The SAT is just one of the exams administered by the College Board. The nonprofit also makes the PSAT/NMSQT, which is the preliminary version of the SAT and the AP, an Advanced Placement Test. If the test-taker scores well, the exam could be used towards college credits. According to the organization’s most recent tax records, the nonprofit made $99 million in 2013-2014 financial year.  The College Board declined to answer how many people registered for the May 7 exam.

Life After Standardized Tests
Low-income students navigating the road to college have to do much more than score well on a standardized test or find schools that are test optional.  Steckel said that they have to have great writing samples and do well in the personal interview. “They have to do everything right,” he added.  In many cases, they have to consider applying through Early Decision to help ensure that they have a better chance of getting strong financial aid.

Low-income students have a higher financial need and schools have limited resources. “Colleges that want to become economically and racially diverse cannot do anything if they do not fund students,” he said.

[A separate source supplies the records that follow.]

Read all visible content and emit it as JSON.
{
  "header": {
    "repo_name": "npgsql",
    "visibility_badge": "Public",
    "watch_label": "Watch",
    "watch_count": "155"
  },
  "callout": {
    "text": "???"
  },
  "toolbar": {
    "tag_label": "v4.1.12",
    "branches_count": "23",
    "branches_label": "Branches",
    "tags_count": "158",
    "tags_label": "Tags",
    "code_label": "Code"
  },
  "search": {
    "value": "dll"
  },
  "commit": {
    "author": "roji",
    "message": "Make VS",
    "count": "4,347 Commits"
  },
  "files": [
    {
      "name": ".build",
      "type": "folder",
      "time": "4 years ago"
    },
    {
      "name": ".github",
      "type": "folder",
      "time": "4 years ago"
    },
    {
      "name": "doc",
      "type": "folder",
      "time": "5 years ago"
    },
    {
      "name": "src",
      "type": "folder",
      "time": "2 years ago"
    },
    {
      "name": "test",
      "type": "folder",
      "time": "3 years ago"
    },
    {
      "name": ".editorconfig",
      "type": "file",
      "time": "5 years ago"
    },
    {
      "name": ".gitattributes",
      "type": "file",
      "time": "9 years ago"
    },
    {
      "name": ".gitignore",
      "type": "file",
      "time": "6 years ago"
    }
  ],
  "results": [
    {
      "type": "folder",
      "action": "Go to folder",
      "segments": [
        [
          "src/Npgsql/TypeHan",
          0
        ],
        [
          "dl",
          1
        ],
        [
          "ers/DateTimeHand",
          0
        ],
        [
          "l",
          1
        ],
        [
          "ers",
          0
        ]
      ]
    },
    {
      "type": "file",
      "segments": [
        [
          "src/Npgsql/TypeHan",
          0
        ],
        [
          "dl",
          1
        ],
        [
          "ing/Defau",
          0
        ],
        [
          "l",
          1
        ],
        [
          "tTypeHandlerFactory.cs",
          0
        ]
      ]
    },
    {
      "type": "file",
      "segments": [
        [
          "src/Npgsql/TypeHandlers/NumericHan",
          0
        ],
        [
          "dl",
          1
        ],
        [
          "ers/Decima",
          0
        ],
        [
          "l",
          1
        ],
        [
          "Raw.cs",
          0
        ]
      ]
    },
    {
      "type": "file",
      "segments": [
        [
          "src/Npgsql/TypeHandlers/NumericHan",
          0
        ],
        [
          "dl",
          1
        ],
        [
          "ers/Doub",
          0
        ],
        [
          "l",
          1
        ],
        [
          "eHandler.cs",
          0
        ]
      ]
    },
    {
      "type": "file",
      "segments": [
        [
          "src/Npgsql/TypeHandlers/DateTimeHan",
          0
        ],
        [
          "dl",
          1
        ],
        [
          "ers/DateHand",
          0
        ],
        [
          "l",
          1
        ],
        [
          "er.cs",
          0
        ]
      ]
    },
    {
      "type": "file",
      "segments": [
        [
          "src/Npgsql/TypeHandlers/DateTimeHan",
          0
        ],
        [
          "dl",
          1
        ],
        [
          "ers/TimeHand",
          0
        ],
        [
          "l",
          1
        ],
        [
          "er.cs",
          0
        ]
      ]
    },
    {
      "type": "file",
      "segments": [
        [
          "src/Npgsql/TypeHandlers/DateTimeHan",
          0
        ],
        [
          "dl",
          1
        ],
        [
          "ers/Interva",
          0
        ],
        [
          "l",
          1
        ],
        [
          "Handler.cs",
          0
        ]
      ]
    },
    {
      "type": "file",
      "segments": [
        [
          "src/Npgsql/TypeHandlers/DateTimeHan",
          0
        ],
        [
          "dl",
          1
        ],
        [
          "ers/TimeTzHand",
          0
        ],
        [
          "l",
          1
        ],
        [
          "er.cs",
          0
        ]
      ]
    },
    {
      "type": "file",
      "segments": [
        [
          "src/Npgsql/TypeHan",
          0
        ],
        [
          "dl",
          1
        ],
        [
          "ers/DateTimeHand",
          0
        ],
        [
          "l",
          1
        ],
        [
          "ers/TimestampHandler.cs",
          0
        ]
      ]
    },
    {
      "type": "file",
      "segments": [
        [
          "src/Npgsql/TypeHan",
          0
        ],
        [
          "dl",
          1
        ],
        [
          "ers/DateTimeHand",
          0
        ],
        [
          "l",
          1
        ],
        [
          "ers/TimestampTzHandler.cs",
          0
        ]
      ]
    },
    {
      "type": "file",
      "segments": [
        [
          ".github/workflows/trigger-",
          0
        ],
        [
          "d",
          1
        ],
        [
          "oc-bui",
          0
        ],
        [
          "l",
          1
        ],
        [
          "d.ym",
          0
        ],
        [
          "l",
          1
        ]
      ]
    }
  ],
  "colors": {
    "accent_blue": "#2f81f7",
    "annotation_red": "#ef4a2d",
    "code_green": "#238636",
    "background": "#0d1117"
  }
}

“Let’s make it easier for low-income students to apply for financial aid,” wrote Steckel in a March 24, 2016 op-ed for The Boston Globe. He described the hurdles low-income students navigated to demonstrate financial need.  Many have to fill out the paper work alone because no adult in the family is familiar with the complex process.

Steckel recounted a typical experience of one of his advisees. First, she had to report her family’s monthly food stamp allocation, and the value of the free lunch benefit she and her siblings were eligible to receive every day at school. Then, she had to report the value of her family’s monthly housing subsidy for their Brooklyn public housing apartment. In addition, she had to calculate the value of the vouchers her family received from the Home Energy Assistance Program (HEAP) toward the cost of heat and electricity.

Next, she had to itemize household expenses, calculate clothing, subway fare, cell phone, and welfare assistance. Afterwards, she had to crunch the numbers to show the $501 they received each month was sufficient.

“There is nothing that is optional for our students,” he said in a telephone conversation. “Not only are they working to get into college they are working to get funded.”